The Best System for Rating Schools: Families

Deciding what a rating system should measure isn’t as easy a process as it may seem, and it becomes more difficult the bigger the group being measured and the more diverse the audience who will rely on the scores.  For that reason, I’m almost tempted to get into the weeds of a pedantic argument with Erika Sanzi’s complaint about the rating system that Rhode Island is currently using for its public schools:

Rhode Island’s system for rating school quality by assigning them between one and five stars is fundamentally flawed. Why? It holds white affluent schools to a lower standard than schools that serve high numbers of low-income English language learners. One of the categories on which schools are judged only applies to some schools and they aren’t the ones in the most cost-prohibitive leafy green suburbs or the only Providence school that requires an exam in order to be admitted. Schools that do not serve a significant number of low- income students, nonwhite students or students with limited English proficiency automatically get a pass—they earn overall ratings of 4 and 5 stars despite never having to prove that they can successfully serve higher need populations.

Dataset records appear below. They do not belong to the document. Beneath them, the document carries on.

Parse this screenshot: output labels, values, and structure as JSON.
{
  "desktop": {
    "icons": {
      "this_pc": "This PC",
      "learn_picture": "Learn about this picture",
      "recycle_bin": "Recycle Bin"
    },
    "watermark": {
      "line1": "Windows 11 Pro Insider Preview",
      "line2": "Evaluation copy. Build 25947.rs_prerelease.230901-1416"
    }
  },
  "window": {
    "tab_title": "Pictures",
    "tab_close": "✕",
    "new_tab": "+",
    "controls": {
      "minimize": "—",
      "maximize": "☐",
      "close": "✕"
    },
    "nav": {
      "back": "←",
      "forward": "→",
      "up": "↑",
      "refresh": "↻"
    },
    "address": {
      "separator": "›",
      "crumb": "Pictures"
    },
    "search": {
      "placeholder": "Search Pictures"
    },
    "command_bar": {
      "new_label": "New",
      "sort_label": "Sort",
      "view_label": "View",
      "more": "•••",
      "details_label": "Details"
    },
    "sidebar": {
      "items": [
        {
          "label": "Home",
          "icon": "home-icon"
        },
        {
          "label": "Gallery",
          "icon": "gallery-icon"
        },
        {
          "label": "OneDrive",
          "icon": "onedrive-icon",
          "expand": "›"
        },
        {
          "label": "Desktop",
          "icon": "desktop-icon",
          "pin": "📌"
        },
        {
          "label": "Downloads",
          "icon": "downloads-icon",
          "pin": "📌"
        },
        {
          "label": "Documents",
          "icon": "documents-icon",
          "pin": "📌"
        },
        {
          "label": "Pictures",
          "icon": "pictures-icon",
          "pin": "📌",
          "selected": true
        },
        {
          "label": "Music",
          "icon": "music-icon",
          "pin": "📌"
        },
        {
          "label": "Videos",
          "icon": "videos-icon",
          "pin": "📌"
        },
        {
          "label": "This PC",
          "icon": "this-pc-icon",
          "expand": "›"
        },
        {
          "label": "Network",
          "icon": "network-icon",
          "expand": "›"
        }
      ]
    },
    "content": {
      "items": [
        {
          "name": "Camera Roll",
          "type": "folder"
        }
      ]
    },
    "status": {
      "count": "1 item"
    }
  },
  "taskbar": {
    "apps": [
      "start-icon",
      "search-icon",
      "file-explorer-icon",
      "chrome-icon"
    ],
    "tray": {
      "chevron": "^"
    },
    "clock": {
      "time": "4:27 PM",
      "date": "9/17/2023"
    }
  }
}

Does it make sense to celebrate that?

Well, does it make sense to rate schools on their theoretical ability to serve a population that they do not serve?  If not, the line has to be drawn somewhere.  At what size population of students does it make sense to judge them as a unique category being served by the school?  In the “leafy green suburbs,” for example, minority students do count toward a school’s overall scores, but they aren’t separated out into their own category.

Part of the problem when it comes to measuring education is that, to a greater degree than in most of our institutions, we’ve come to see measurement as a value judgment more than an assessment.  Maybe that has to do with the fact that it involves our children and our sense of their future, as if declaring a school to be under-performing forever brands its current students as under-educated.  Some of the reluctance to ratings is probably also mixed up in modern grievance sensibility.  And surely the institutional biases of unions and bureaucracy create a general aversion to assessment.

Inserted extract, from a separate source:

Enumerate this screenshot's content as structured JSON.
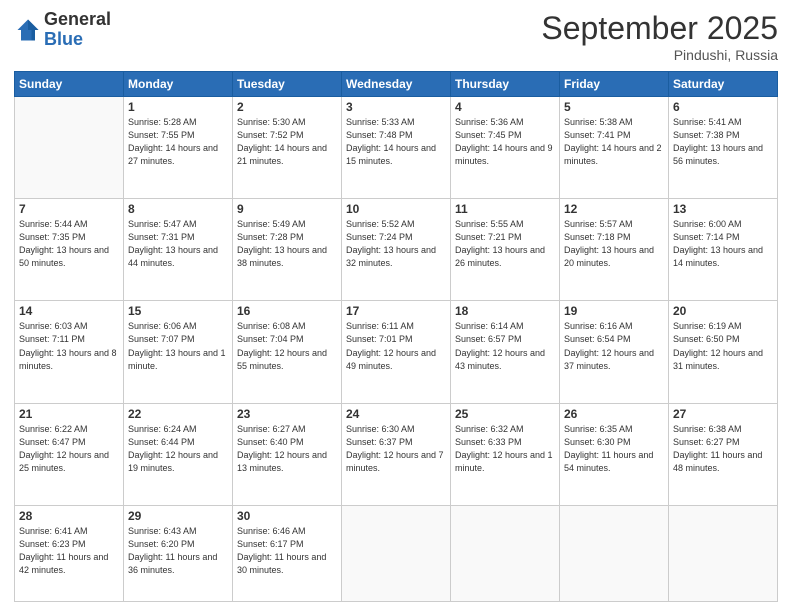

The bigger problem, however, is the implicit purpose of the testing.  The experts purport to put out this universal measure of comparison.  In this, schools’ special interests have a point:  It is impossible to capture the value of a school this way.  Evaluations such as for Blue Ribbon schools or private school accreditation are extensive processes that couldn’t possibly be done at every school every year.

If the extent of accountability were merely that all students took a standardized test and the results were published, then we could be frank about the limited scope of the results.  We would understand that there are mitigating circumstances for a lower-performing school in a poor community in which English is largely a second language, while suburban parents who thought they’d bought into high-performing districts would have something to go by.  In all districts, the schools would make their cases to their customers, with different schools’ highlighting different things.

Then it could be up to families — empowered with educational freedom — to determine whether they are receiving value beyond what the test scores suggest.

With the judgment of families in mind, Rhode Island’s still-new (and ridiculously confusing) star system puts the spotlight on something that isn’t included:  feedback.  If we’re interested in capturing the real value residing in our schools, why is there no component on the scorecard for family satisfaction?

It is as if the education establishment doesn’t trust what its customers will say if they’re given a forum of consequence in which to express their opinions.  A more-subtle point may be more significant:  An ostensibly objective rating system allows the supposed experts to tell families what to value.  But the people making the metrics want to tell people how good schools are, not ask them.